Мои мысли были о том, что, если нам отведено такое малое время для счастья, я должна побороть эту глупую злость на Пушака, которая разрывала меня сейчас. Он тоже страдает. Может быть, даже больше меня. Печаль уходящего, всегда меньше, чем печаль остающегося. Проверено. Ни он, ни я, не умрём, расставшись. Но и счастливы, беспорно, будем намного меньше. Тогда, пусть столько времени, сколько дал нам бог, мы будем добрыми и чуткими друг к другу. Я вздохнула. Чаупи-тута накрыл мою руку, своей маленькой ладошкой.
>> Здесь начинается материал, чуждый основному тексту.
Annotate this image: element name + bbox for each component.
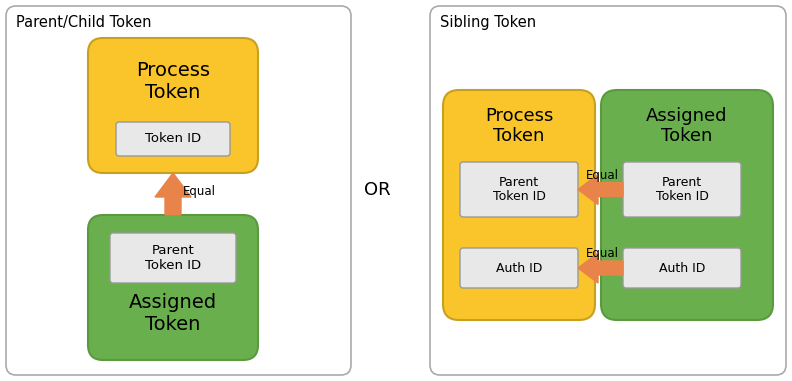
Text: Sibling Token: Sibling Token xyxy=(440,14,536,29)
Text: Parent
Token ID: Parent Token ID xyxy=(145,244,201,272)
Text: Token ID: Token ID xyxy=(145,133,201,146)
FancyBboxPatch shape xyxy=(88,38,258,173)
FancyBboxPatch shape xyxy=(460,248,578,288)
FancyArrow shape xyxy=(155,173,191,215)
FancyBboxPatch shape xyxy=(6,6,351,375)
FancyBboxPatch shape xyxy=(116,122,230,156)
Text: Equal: Equal xyxy=(586,248,619,261)
Text: Parent
Token ID: Parent Token ID xyxy=(493,176,546,203)
FancyBboxPatch shape xyxy=(430,6,786,375)
FancyBboxPatch shape xyxy=(110,233,236,283)
FancyBboxPatch shape xyxy=(623,162,741,217)
Text: Parent
Token ID: Parent Token ID xyxy=(656,176,708,203)
Text: Assigned
Token: Assigned Token xyxy=(129,293,217,333)
FancyBboxPatch shape xyxy=(460,162,578,217)
FancyBboxPatch shape xyxy=(601,90,773,320)
Text: Equal: Equal xyxy=(586,169,619,182)
Text: Auth ID: Auth ID xyxy=(496,261,543,274)
FancyBboxPatch shape xyxy=(443,90,595,320)
Text: OR: OR xyxy=(364,181,390,199)
FancyBboxPatch shape xyxy=(623,248,741,288)
Text: Assigned
Token: Assigned Token xyxy=(646,107,728,146)
FancyArrow shape xyxy=(578,174,623,205)
FancyArrow shape xyxy=(578,253,623,283)
FancyBboxPatch shape xyxy=(88,215,258,360)
Text: Auth ID: Auth ID xyxy=(659,261,705,274)
Text: Parent/Child Token: Parent/Child Token xyxy=(16,14,151,29)
Text: Equal: Equal xyxy=(183,186,216,199)
Text: Process
Token: Process Token xyxy=(136,61,210,102)
Text: Process
Token: Process Token xyxy=(485,107,553,146)
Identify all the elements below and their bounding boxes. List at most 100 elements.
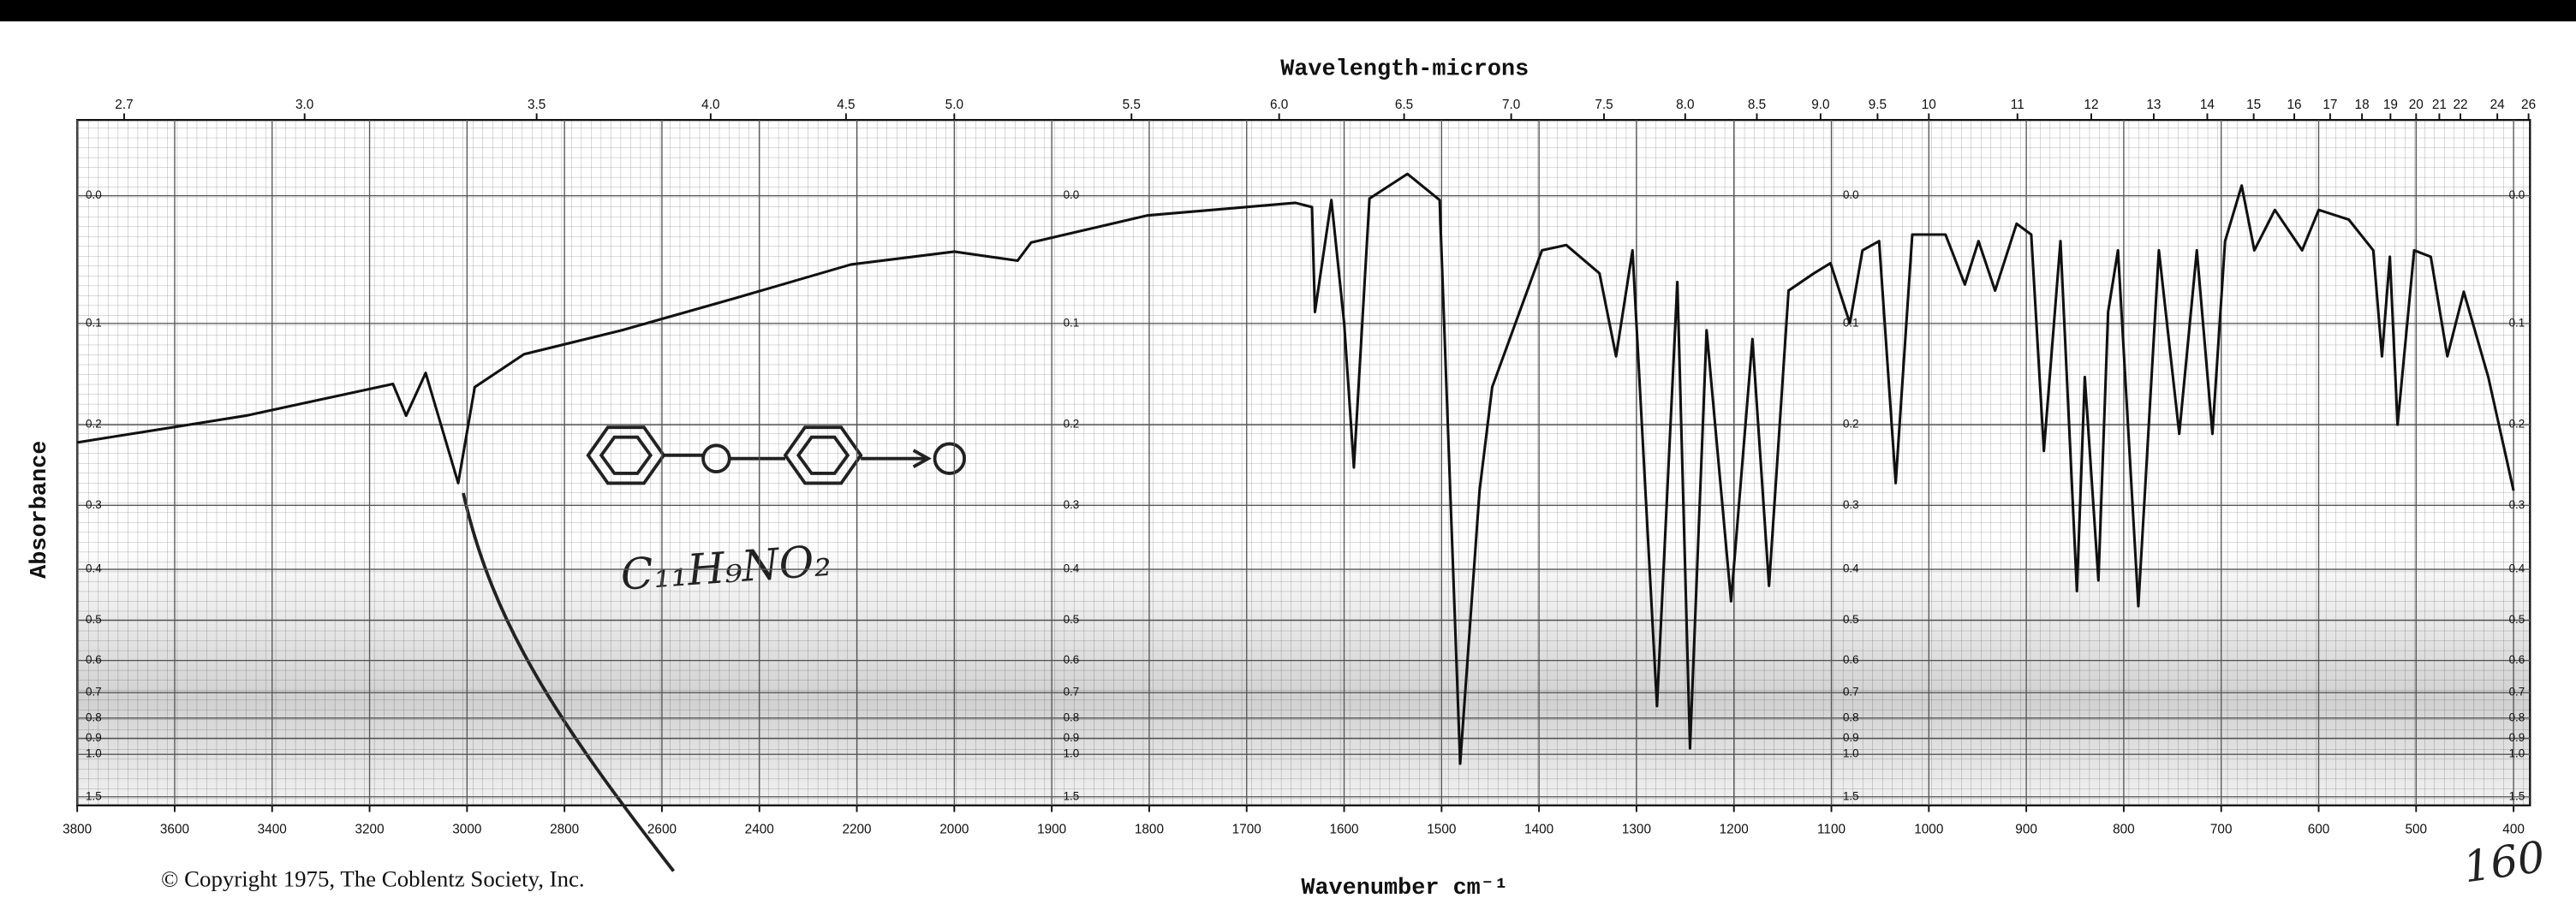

Господи! Пусть когда-нибудь у меня будет такой сыночек. Но, только при отце, который нужен ему не меньше матери для счастья.
Я, преувеличено аккуратно, повернулась и опустила ноги на дорожку. Подала руку мальчику и мы пошли вдоль стены, любуясь на горы в облаках и солнце, садящееся за эти горы. Пусть прийдёт ночь. Хотя бы кусочек, каждой из них, оставшихся, достанется моему любимому мужчине.
Я ничем не показала шаману, что слышала весь разговор. Но в этой нашей близости, не было обычной игривости. Я была дерзкой и жадной в желаниях. Он же, сегодня, был, наоборот, преувеличено нежен. Его пальцы едва дотрагивались до моей кожи. Он принимал мои жаркие страсти, с покорностью юной невесты. И отзывался на каждое движение моего тела. Мы одновременно дошли до самой высокой точки и я тихонько заплакала, опустив голову на его плечо.
Чаупи-тута ждал чего-то необычного от подслушанного разговора. И он это получил. Горе Ирины было ожидаемо, и он изо всех сил сочуствовал и ей, и учителю. Но, когда они занялись обычными делами, делая вид, что ничего не произошло, его мысли повернули совсем в другую сторону.